In the early days of the web, there wasn't much we could do with it other than making silly pages with blinking texts or under construction animated GIFs. You need to give it some time before judging a new technology.
We don't remember the same internet. For the first time in our lives we could communicate by email with people from all over the world. Anyone could have a page to show what they were doing with pictures and text. We had access to photos and videos of art, museum, cities, lifestyles that we could not get anywhere else. And as a non-English guy I got access to millions of lines of written text and audio to actually improve my English.
It was a whole new world that may have changed my life forever. ChatGPT is a shitty Google replacement in comparison, and it's a bad alternative due to being censored in its main instructions.
In the early web, there already were forums. There were chats. There were news websites. There were online stores. There were company websites with useful information. Many of these were there pretty much from the beginning. In the 90s, no one questioned the utility of the internet. Some people were just too lazy to learn how to use a computer or couldn't afford one.
LLMs in their current form have existed since what, 2021? That's 4 years already. They have hundreds of millions of active users. The only improvements we've seen so far were very much iterative ones — more of the same. Larger contexts, thinking tokens, multimodality, all that stuff. But the core concept is still the same, a very computationally expensive, very large neural network that predicts the next token of a text given a sequence of tokens. How much more time do we have to give this technology before we could judge it?
I have a good enough understanding of what it is capable of, and I remain unimpressed.
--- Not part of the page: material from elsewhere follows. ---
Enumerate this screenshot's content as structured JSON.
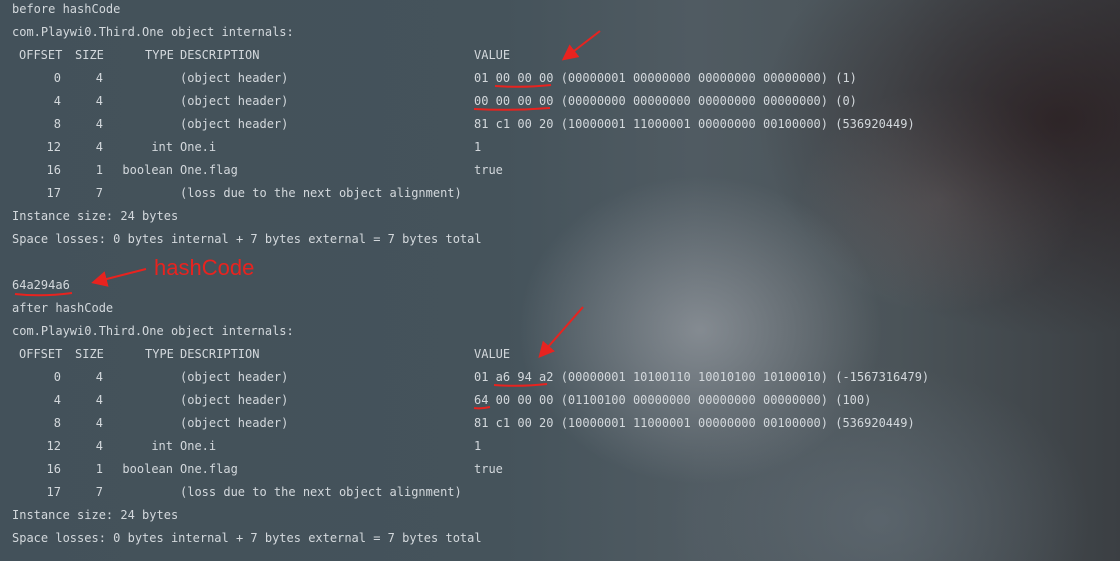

See, AI systems, all of them, not just LLMs, are fundamentally bound by their training dataset. That's fine for data classification tasks, and AI does excel at that, I'm not denying it. But creative work like writing software or articles is unique. Don't know about you, but most of the things I do are something no one has ever done before, so they by definition could not have been included in the training dataset, and no AI could possibly assist me with any of this. If you do something that has been done so many times that even AI knows how to do it, what's even the point of your work?
Of course, but does it mean that my argument is flawed? You're just shifting the discourse, without disproving anything. Do you claim that the web was useful for everyone on day one, or as useful as it is today for everyone?
I could just do the same as GP, and qualify MUDs and BBS as poor proxies for social interactions that are much more elaborate and vibrant in person.
As I pointed out in a different comment, the Internet at least was (and is) a promise of many wondrous things: video call your loved ones, talk in message boards, read an encyclopedia, download any book, watch any concert, find any scientific paper, etc etc; even though it has been for the last 15 years cannibalised by the cancerous mix of surveillance capitalism and algorithmic social media.
But LLMs are from the get-go a bad idea, a bullshit generating machine.
That might be a lack of understanding from my part. I had the impression from your comment that you were implying that there was (and is) hope in internet development (ie. many people hold a positive opinion about it), but there cannot be any hope in LLMs (ie. nobody can build a positive opinion about it, because presumably some hard fact prevents it).
As for what I said, I was just mimicking the comment of GP, which I'll quote here:
> The internet actually enabled us to do new things. AI is nothing of that sort. It just generates mediocre statistically-plausible text.
I’m not even heavily invested into AI, just a casual user, and it drastically cut amount of bullshit that I have to deal with in modern computing landscape.
Search, summarization, automation. All of this drastically improved with the most superior interface of them all - natural text.
Not OP, but how much of the modern computing landscape bullshit that it cut was introduced in the last 5-10 years?
I think if one were to graph the progress of technology on a graph, the trend line would look pretty linear — except for a massive dip around 2014-2022.
Google searches got better and better until they suddenly started getting worse and worse. Websites started getting better and better until they suddenly got worse. Same goes for content, connection, services, developer experience, prices, etc.
I struggle to see LLMs as a major revolution, or any sort of step function change, but very easily see them as a (temporary) (partial) reset to trendline.